Every 20-pretty integer can be written in form $n = 2^a 5^b k$, where $a \ge 2$, $b \ge 1$, $\gcd(k,10) = 1$, and $d(n) = 20$, where $d(n)$ is the number of divisors of $n$. Thus, we have $20 = (a+1)(b+1)d(k)$, using the fact that the divisor function is multiplicative. As $(a+1)(b+1)$ must be a divisor of 20, there are not many cases to check.

If $a+1 = 4$, then $b+1 = 5$. But this leads to no solutions, as $(a,b) = (3,4)$ gives $2^3 5^4 > 2019$.

If $a+1 = 5$, then $b+1 = 2$ or $4$. The first case gives $n = 2^4 \cdot 5^1 \cdot p$ where $p$ is a prime other than 2 or 5. Thus we have $80p < 2019 \implies p = 3, 7, 11, 13, 17, 19, 23$. The sum of all such $n$ is $80(3+7+11+13+17+19+23) = 7440$. In the second case $b+1 = 4$ and $d(k) = 1$, and there is one solution $n = 2^4 \cdot 5^3 = 2000$.

If $a+1 = 10$, then $b+1 = 2$, but this gives $2^9 \cdot 5^1 > 2019$. No other values for $a+1$ work.

Then we have $\frac{S}{20} = \frac{80(3+7+11+13+17+19+23) + 2000}{20} = 372 + 100 = \boxed{472}$.

-scrabbler94

Solution 2

For $n$ to have exactly $20$ positive divisors, $n$ can only take on certain prime factorization forms: namely, $p^{19}, p^9q, p^4q^3, p^4qr$ where $p,q,r$ are primes. No number that is a multiple of $20$ can be expressed in the first form because 20 has two primes in its prime factorization, while the first form has only one, and the only integer divisible by $20$ that has the second form is $2^{9}5$, which is 2560, greater than $2019$.

For the third form, the only $20$-pretty numbers are $2^45^3=2000$ and $2^35^4=5000$, and only $2000$ is small enough.

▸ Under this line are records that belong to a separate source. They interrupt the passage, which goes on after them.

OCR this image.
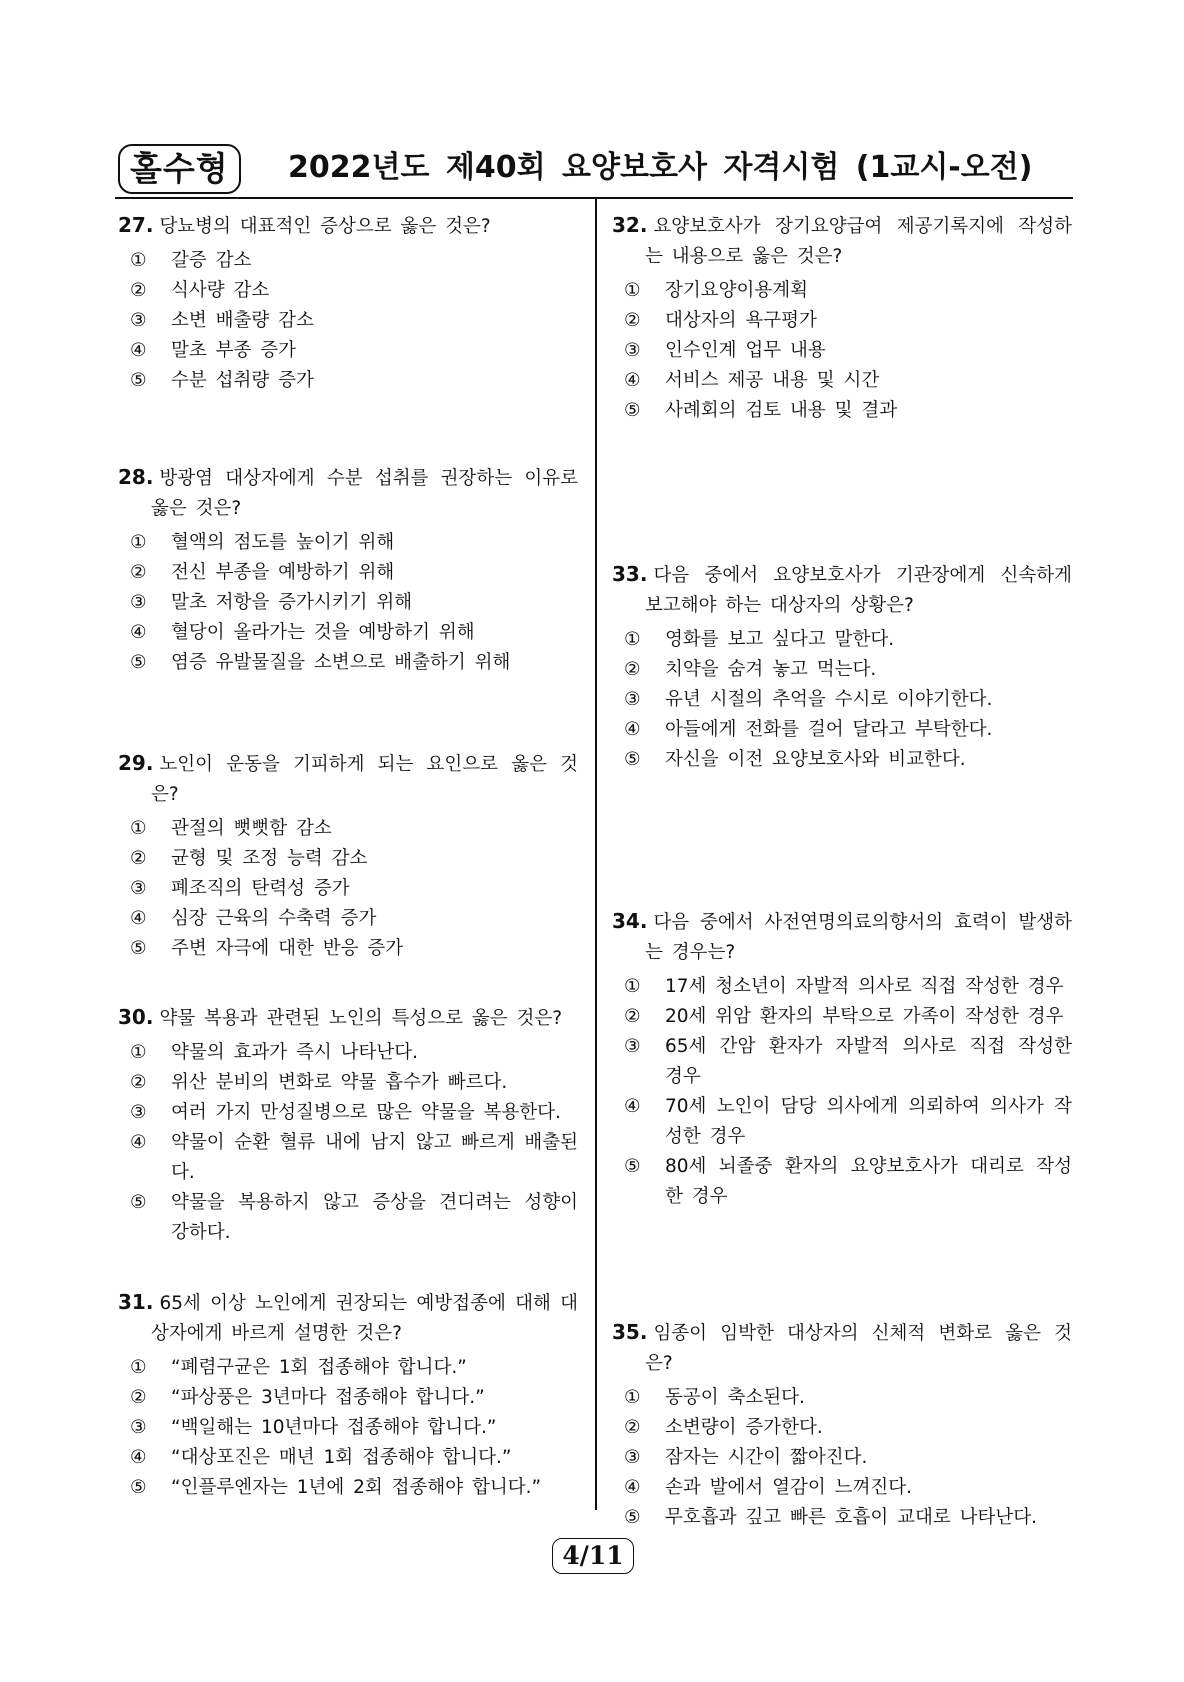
홀수형	2022년도 제40회 요양보호사 자격시험 (1교시-오전)

27. 당뇨병의 대표적인 증상으로 옳은 것은?

① 갈증 감소
② 식사량 감소
③ 소변 배출량 감소
④ 말초 부종 증가
⑤ 수분 섭취량 증가

28. 방광염 대상자에게 수분 섭취를 권장하는 이유로 옳은 것은?

① 혈액의 점도를 높이기 위해
② 전신 부종을 예방하기 위해
③ 말초 저항을 증가시키기 위해
④ 혈당이 올라가는 것을 예방하기 위해
⑤ 염증 유발물질을 소변으로 배출하기 위해

29. 노인이 운동을 기피하게 되는 요인으로 옳은 것은?

① 관절의 뻣뻣함 감소
② 균형 및 조정 능력 감소
③ 폐조직의 탄력성 증가
④ 심장 근육의 수축력 증가
⑤ 주변 자극에 대한 반응 증가

30. 약물 복용과 관련된 노인의 특성으로 옳은 것은?

① 약물의 효과가 즉시 나타난다.
② 위산 분비의 변화로 약물 흡수가 빠르다.
③ 여러 가지 만성질병으로 많은 약물을 복용한다.
④ 약물이 순환 혈류 내에 남지 않고 빠르게 배출된다.
⑤ 약물을 복용하지 않고 증상을 견디려는 성향이 강하다.

31. 65세 이상 노인에게 권장되는 예방접종에 대해 대상자에게 바르게 설명한 것은?

① “폐렴구균은 1회 접종해야 합니다.”
② “파상풍은 3년마다 접종해야 합니다.”
③ “백일해는 10년마다 접종해야 합니다.”
④ “대상포진은 매년 1회 접종해야 합니다.”
⑤ “인플루엔자는 1년에 2회 접종해야 합니다.”

32. 요양보호사가 장기요양급여 제공기록지에 작성하는 내용으로 옳은 것은?

① 장기요양이용계획
② 대상자의 욕구평가
③ 인수인계 업무 내용
④ 서비스 제공 내용 및 시간
⑤ 사례회의 검토 내용 및 결과

33. 다음 중에서 요양보호사가 기관장에게 신속하게 보고해야 하는 대상자의 상황은?

① 영화를 보고 싶다고 말한다.
② 치약을 숨겨 놓고 먹는다.
③ 유년 시절의 추억을 수시로 이야기한다.
④ 아들에게 전화를 걸어 달라고 부탁한다.
⑤ 자신을 이전 요양보호사와 비교한다.

34. 다음 중에서 사전연명의료의향서의 효력이 발생하는 경우는?

① 17세 청소년이 자발적 의사로 직접 작성한 경우
② 20세 위암 환자의 부탁으로 가족이 작성한 경우
③ 65세 간암 환자가 자발적 의사로 직접 작성한 경우
④ 70세 노인이 담당 의사에게 의뢰하여 의사가 작성한 경우
⑤ 80세 뇌졸중 환자의 요양보호사가 대리로 작성한 경우

35. 임종이 임박한 대상자의 신체적 변화로 옳은 것은?

① 동공이 축소된다.
② 소변량이 증가한다.
③ 잠자는 시간이 짧아진다.
④ 손과 발에서 열감이 느껴진다.
⑤ 무호흡과 깊고 빠른 호흡이 교대로 나타난다.
4/11
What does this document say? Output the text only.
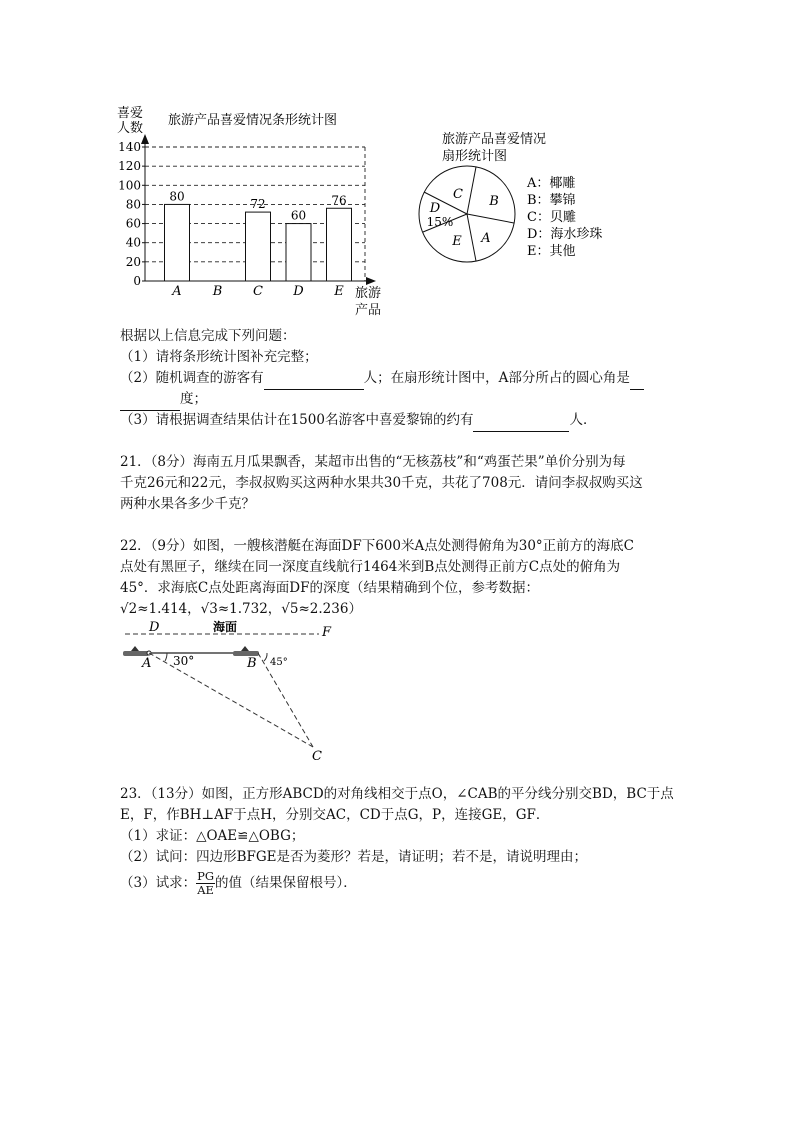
喜爱
人数
旅游产品喜爱情况条形统计图
0
20
40
60
80
100
120
140
A B C D E
80
72
60
76
旅游
产品
旅游产品喜爱情况
扇形统计图
C B
A
E
D
15%
A：椰雕
B：攀锦
C：贝雕
D：海水珍珠
E：其他
根据以上信息完成下列问题：
（1）请将条形统计图补充完整；
（2）随机调查的游客有	人；在扇形统计图中，A部分所占的圆心角是
度；
（3）请根据调查结果估计在1500名游客中喜爱黎锦的约有	人．
21．（8分）海南五月瓜果飘香，某超市出售的“无核荔枝”和“鸡蛋芒果”单价分别为每
千克26元和22元，李叔叔购买这两种水果共30千克，共花了708元．请问李叔叔购买这
两种水果各多少千克？
22．（9分）如图，一艘核潜艇在海面DF下600米A点处测得俯角为30°正前方的海底C
点处有黑匣子，继续在同一深度直线航行1464米到B点处测得正前方C点处的俯角为
45°．求海底C点处距离海面DF的深度（结果精确到个位，参考数据：
√2≈1.414，√3≈1.732，√5≈2.236）
D	海面	F
A	B
30°	45°
C
23．（13分）如图，正方形ABCD的对角线相交于点O，∠CAB的平分线分别交BD，BC于点
E，F，作BH⊥AF于点H，分别交AC，CD于点G，P，连接GE，GF．
（1）求证：△OAE≌△OBG；
（2）试问：四边形BFGE是否为菱形？若是，请证明；若不是，请说明理由；
（3）试求： $\frac{PG}{AE}$ 的值（结果保留根号）．
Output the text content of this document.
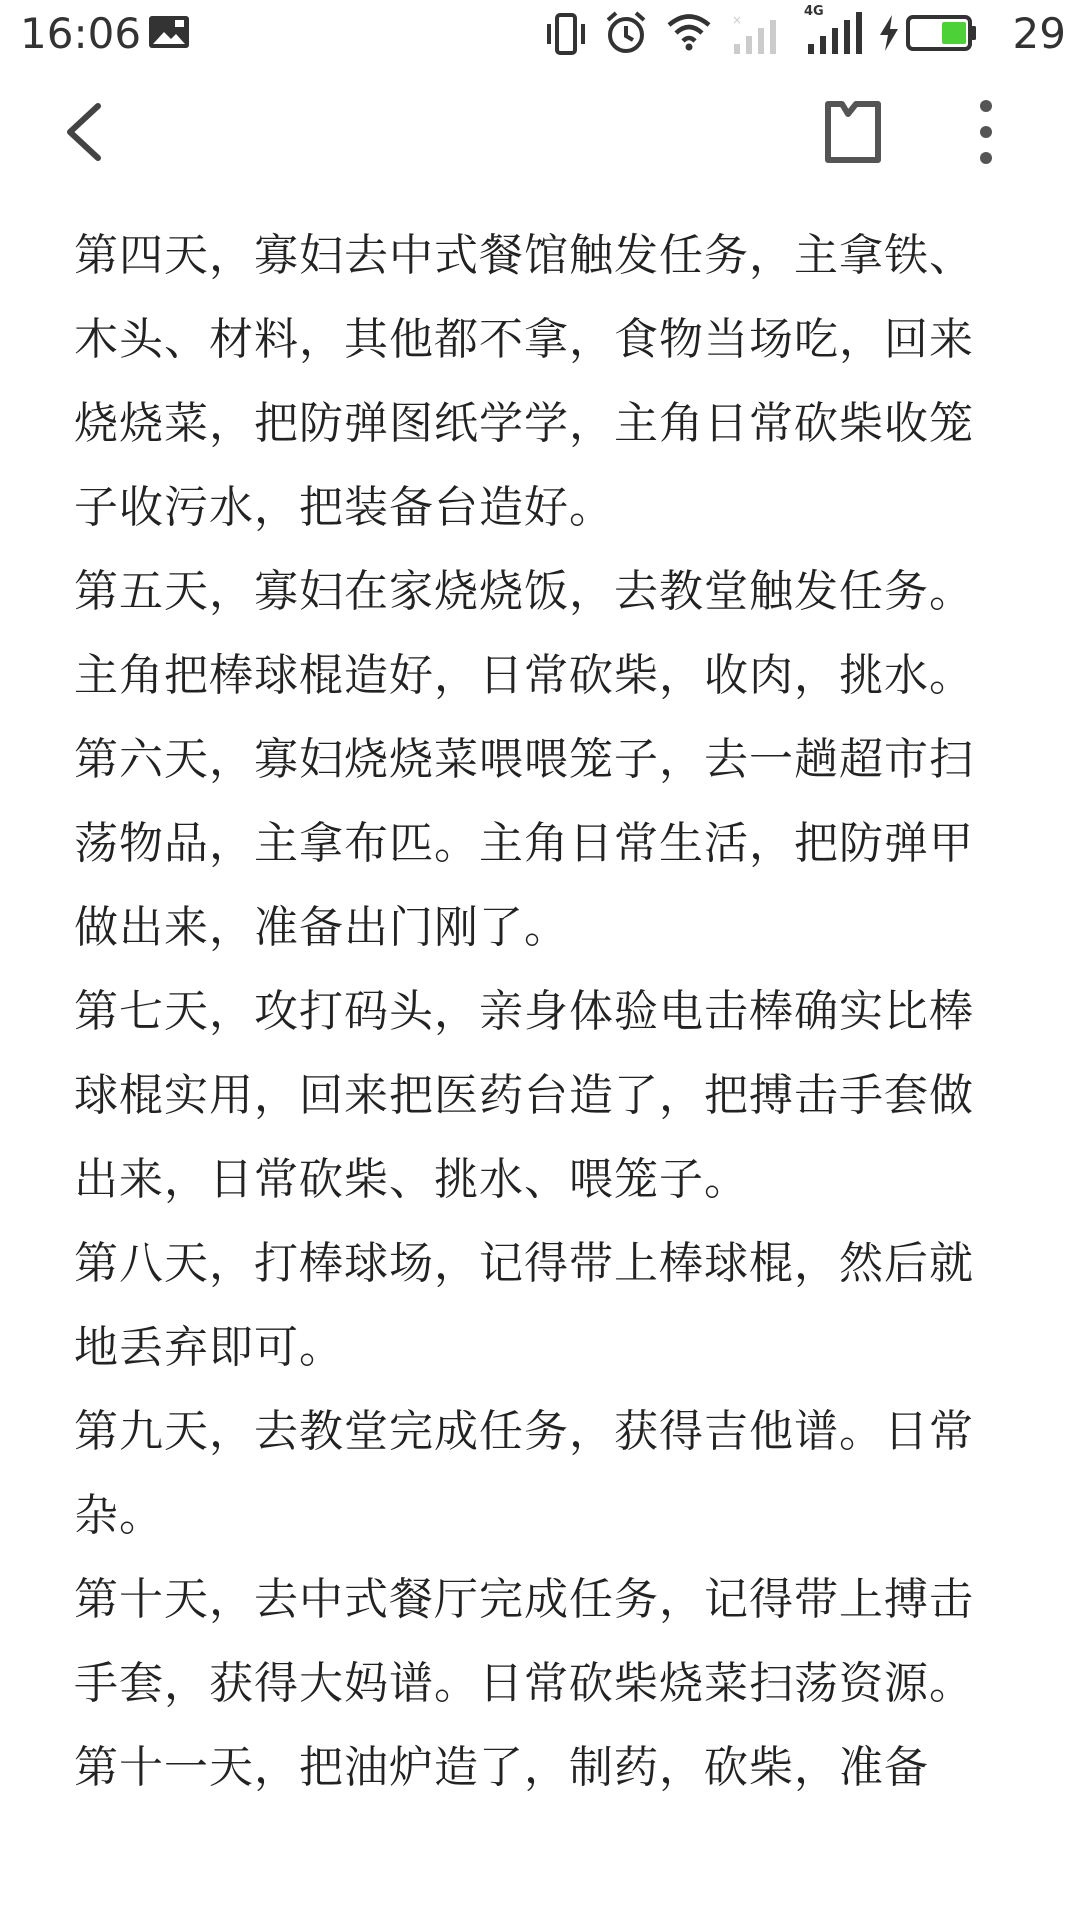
16:06	×
4G	29

第四天，寡妇去中式餐馆触发任务，主拿铁、木头、材料，其他都不拿，食物当场吃，回来烧烧菜，把防弹图纸学学，主角日常砍柴收笼子收污水，把装备台造好。

第五天，寡妇在家烧烧饭，去教堂触发任务。主角把棒球棍造好，日常砍柴，收肉，挑水。

第六天，寡妇烧烧菜喂喂笼子，去一趟超市扫荡物品，主拿布匹。主角日常生活，把防弹甲做出来，准备出门刚了。

第七天，攻打码头，亲身体验电击棒确实比棒球棍实用，回来把医药台造了，把搏击手套做出来，日常砍柴、挑水、喂笼子。

第八天，打棒球场，记得带上棒球棍，然后就地丢弃即可。

第九天，去教堂完成任务，获得吉他谱。日常杂。

第十天，去中式餐厅完成任务，记得带上搏击手套，获得大妈谱。日常砍柴烧菜扫荡资源。

第十一天，把油炉造了，制药，砍柴，准备
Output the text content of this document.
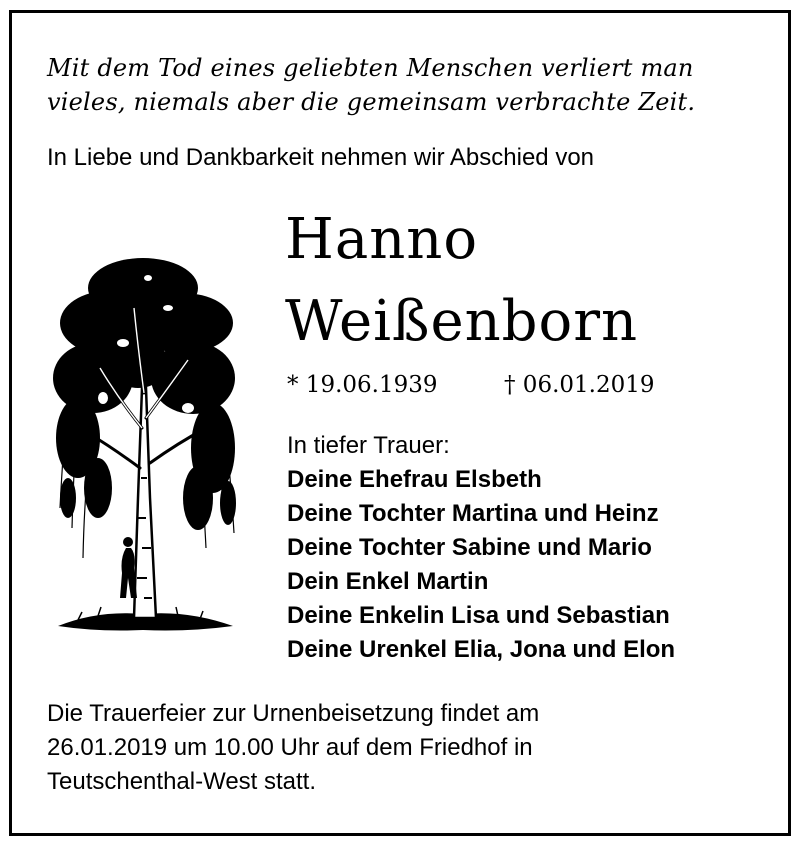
Mit dem Tod eines geliebten Menschen verliert man
vieles, niemals aber die gemeinsam verbrachte Zeit.
In Liebe und Dankbarkeit nehmen wir Abschied von
Hanno
Weißenborn
* 19.06.1939	† 06.01.2019
In tiefer Trauer:
Deine Ehefrau Elsbeth
Deine Tochter Martina und Heinz
Deine Tochter Sabine und Mario
Dein Enkel Martin
Deine Enkelin Lisa und Sebastian
Deine Urenkel Elia, Jona und Elon
Die Trauerfeier zur Urnenbeisetzung findet am
26.01.2019 um 10.00 Uhr auf dem Friedhof in
Teutschenthal-West statt.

For the fourth form, any number of the form $2^45r$ where $r$ is a prime other than $2$ or $5$ will satisfy the $20$-pretty requirement. Since $n=80r<2019$, $r\le 25$. Therefore, $r$ can take on $3, 7, 11, 13, 17, 19,$ or $23$.

Thus, $\frac{S}{20}=\frac{2000+80(3+7+11+...+23)}{20}=100+4(3+7+11+...+23)=\boxed{472}$.

Rephrased for clarity by Afly

Solution 3

The divisors of $20$ are ${1,2,4,5,10,20}$. $v_2(n)$ must be $\ge 2$ because $20=2^2 \times 5$. This means that $v_2(n)$ can be exactly $3$ or $4$. Because greater exponents of 2 (like $2^9\cdot5$) gives numbers greater than 2019, so we just have the cases below.

1. $v_2(n) = 3$. Then $\frac{20}{4}=5=5\times 1$. The smallest is $2^3*5^4$ which is $> 2019$. Hence there are no solution in this case.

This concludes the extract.